Monday 1 February 2016

Geochemical Insight Into The Origin Of Plate Tectonics

Plate tectonics is responsible for the largest scale features of the planet
Plate tectonics defines our planet. Extension creates oceans and basins while collision creates mountains. Glaciers and rivers are certainly potent in their effects, but ultimately the slow dance of the continents is what renews our planet's surface.

Fossils, sedimentary markers and palaeomagnetics allow us to reconstruct past configurations of the Earth's landmasses. The oldest reconstructions date billions of years, showing that plate tectonics is an ancient process. Plate tectonics required the differentiation of an initially homogeneous Earth into a crust. mantle and core. Yet when the plates themselves began to move is less clear. A recent geochemical study, however, may shed some light on the matter.

The movements of the plates brings surface materials to great depth and mantle material to the surface, resulting in specific isotopic compositions of different layers of the Earth and making mixing key to the crust and mantle's geochemistry. 'You can't have continents without granite, and you can't have granite without taking water deep into the Earth," said Roberta Rudnick from University of California, Santa Barbara. 'At some point plate tectonics began and started bringing lots of water down into the mantle. The big question is when?'

The active plate tectonics on Earth give it a unique chemical signature compared to other planets in the solar system: the continental crust is depleted in magnesium. Early on in its history, however, the magnesium content was higher - closer to that of the other rocky planets. By finding the point in Earth's history when the magnesium content of the crust began to deplete should mark the beginning plate tectonics. The issue is that magnesium is easily weathered and leached from rocks when exposed at the surface, meaning that direct measurement would be inaccurate. Instead the researchers focused on trace elements which were not soluble in water. They found that higher ratios of nickel to cobalt and chromium to zinc both correlate to higher magnesium content in the original rock.

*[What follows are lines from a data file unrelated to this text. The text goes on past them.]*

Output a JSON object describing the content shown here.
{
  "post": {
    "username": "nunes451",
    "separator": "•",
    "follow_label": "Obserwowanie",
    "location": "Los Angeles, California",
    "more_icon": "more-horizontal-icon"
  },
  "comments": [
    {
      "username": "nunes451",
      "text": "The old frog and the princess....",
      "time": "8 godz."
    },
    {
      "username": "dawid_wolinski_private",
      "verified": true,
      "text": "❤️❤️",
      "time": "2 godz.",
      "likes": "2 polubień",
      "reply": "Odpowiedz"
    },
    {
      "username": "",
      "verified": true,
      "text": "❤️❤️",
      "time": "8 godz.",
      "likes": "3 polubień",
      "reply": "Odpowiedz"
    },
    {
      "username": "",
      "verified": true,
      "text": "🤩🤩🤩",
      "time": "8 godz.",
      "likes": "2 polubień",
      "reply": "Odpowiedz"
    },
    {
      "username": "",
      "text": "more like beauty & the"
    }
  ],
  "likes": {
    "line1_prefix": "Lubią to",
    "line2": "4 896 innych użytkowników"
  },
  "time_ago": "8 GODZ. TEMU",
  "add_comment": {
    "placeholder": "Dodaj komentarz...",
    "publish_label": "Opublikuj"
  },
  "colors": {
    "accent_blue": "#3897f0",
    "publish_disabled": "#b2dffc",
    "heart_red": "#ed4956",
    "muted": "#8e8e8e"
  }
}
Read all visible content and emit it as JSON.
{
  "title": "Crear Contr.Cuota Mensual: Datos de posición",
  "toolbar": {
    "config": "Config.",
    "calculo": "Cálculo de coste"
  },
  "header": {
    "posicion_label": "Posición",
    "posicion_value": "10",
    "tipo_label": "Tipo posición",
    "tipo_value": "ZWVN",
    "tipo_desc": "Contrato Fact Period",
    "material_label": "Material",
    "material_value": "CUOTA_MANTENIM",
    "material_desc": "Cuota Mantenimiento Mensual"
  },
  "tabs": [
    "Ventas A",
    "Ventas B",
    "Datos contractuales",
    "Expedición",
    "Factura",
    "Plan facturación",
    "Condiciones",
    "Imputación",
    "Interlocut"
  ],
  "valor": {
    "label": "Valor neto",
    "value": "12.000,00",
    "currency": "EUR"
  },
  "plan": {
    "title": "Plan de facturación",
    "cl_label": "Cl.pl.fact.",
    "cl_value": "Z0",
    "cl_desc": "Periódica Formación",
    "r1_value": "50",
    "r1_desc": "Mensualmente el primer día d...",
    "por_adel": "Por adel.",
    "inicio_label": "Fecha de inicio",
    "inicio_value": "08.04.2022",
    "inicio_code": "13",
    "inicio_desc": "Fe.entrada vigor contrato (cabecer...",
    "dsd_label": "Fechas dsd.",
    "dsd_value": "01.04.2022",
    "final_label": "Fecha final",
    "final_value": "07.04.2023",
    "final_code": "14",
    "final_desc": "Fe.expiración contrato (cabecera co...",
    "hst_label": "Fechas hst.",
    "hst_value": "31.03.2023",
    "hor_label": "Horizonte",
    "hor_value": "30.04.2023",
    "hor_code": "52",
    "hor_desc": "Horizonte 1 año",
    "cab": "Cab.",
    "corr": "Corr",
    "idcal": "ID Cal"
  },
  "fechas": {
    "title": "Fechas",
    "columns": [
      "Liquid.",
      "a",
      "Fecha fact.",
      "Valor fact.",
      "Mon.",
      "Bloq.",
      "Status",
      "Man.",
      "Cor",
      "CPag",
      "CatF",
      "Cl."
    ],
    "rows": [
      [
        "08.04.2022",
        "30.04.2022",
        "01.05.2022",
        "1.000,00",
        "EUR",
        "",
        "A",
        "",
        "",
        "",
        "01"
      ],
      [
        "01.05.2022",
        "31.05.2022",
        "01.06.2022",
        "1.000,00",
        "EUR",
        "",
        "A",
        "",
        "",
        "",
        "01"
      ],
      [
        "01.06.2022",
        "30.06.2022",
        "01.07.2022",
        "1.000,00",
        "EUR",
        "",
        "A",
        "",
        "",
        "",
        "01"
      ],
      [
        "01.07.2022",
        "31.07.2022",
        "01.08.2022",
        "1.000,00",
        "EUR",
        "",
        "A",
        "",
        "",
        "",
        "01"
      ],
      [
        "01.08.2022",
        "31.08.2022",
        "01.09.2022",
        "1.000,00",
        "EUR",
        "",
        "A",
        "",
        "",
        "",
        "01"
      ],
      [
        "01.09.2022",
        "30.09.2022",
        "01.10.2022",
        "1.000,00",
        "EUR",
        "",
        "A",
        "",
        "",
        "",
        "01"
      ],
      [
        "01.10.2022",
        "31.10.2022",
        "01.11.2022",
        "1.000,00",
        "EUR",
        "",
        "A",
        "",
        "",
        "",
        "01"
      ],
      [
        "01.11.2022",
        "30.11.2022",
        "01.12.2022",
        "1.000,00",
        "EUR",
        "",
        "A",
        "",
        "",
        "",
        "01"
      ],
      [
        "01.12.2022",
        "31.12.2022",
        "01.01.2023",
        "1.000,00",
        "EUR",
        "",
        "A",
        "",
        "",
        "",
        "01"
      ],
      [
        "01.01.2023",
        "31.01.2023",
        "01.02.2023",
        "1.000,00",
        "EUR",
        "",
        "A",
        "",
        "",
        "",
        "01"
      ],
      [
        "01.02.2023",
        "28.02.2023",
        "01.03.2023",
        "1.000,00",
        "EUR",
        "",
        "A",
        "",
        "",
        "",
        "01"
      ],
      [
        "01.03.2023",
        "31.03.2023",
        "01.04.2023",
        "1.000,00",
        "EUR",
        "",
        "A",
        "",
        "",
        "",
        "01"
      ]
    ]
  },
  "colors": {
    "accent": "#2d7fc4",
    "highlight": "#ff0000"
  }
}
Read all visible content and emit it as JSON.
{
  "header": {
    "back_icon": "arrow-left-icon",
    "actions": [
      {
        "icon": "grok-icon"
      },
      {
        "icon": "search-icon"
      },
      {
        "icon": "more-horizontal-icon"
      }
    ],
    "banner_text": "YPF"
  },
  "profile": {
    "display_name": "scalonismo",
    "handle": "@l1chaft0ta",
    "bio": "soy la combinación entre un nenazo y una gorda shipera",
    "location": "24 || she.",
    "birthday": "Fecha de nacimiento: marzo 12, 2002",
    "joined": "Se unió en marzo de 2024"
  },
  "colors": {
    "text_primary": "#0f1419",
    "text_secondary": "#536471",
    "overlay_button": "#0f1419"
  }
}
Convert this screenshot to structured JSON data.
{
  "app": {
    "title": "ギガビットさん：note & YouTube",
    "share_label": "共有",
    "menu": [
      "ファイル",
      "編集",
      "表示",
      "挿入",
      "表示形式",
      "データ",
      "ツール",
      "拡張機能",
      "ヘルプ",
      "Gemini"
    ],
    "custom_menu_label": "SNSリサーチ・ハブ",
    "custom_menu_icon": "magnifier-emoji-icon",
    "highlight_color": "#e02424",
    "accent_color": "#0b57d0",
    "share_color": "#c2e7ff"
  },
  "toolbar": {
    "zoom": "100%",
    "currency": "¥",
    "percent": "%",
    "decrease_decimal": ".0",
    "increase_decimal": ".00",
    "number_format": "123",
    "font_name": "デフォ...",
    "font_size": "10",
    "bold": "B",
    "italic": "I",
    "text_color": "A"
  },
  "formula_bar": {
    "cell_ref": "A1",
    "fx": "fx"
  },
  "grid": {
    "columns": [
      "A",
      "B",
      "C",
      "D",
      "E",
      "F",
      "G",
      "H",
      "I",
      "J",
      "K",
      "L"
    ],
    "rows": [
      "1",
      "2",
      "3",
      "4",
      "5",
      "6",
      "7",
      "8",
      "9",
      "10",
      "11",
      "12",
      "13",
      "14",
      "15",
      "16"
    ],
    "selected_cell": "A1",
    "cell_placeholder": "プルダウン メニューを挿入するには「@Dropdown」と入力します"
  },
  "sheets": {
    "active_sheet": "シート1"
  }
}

On the left the early Earth with a mafic, magnesium rich continental crust,
on the right the modern day Earth, a product of global plate tectonics
'To our knowledge, we are the first to discover this correlation and use this approach,' said Ming Tang from the University of Maryland. 'Because the ratios of these trace elements correlate to magnesium, they serve as a very reliable fingerprint of past magnesium content.'

By sampling a range of rocks dating from two to four billion years old, the researchers were able to create a computer model of how the magnesium content of the crust had changed over the course of time. At three billion years ago, the magnesium oxide (the oxide form is a suitable proxy for the element itself) content of the crust was 11% by weight, but in half a billion years had dropped to just 4%. Today it is just 2 - 3%. This is demonstrative of large scale tectonic processes at least three billion years ago.

'Because the evolution of continental crust is linked to many major geological processes on Earth, this work may provide a basis for a variety of future studies of Earth history,' Tang said. 'For example, weathering of this magnesium-rich crust may have affected the chemistry of the ancient ocean, where life on Earth evolved. As for the onset of plate tectonics, I don't think this study will close the argument, but it certainly adds a compelling new dimension to the discussion.'

Tectonics is a well understood process, but it is important to consider the wider implications of the process. Everything from the topographic to the subtle geochemical changes it produces have the potential to have a profound impact on the broader evolution of the planet and its biosphere.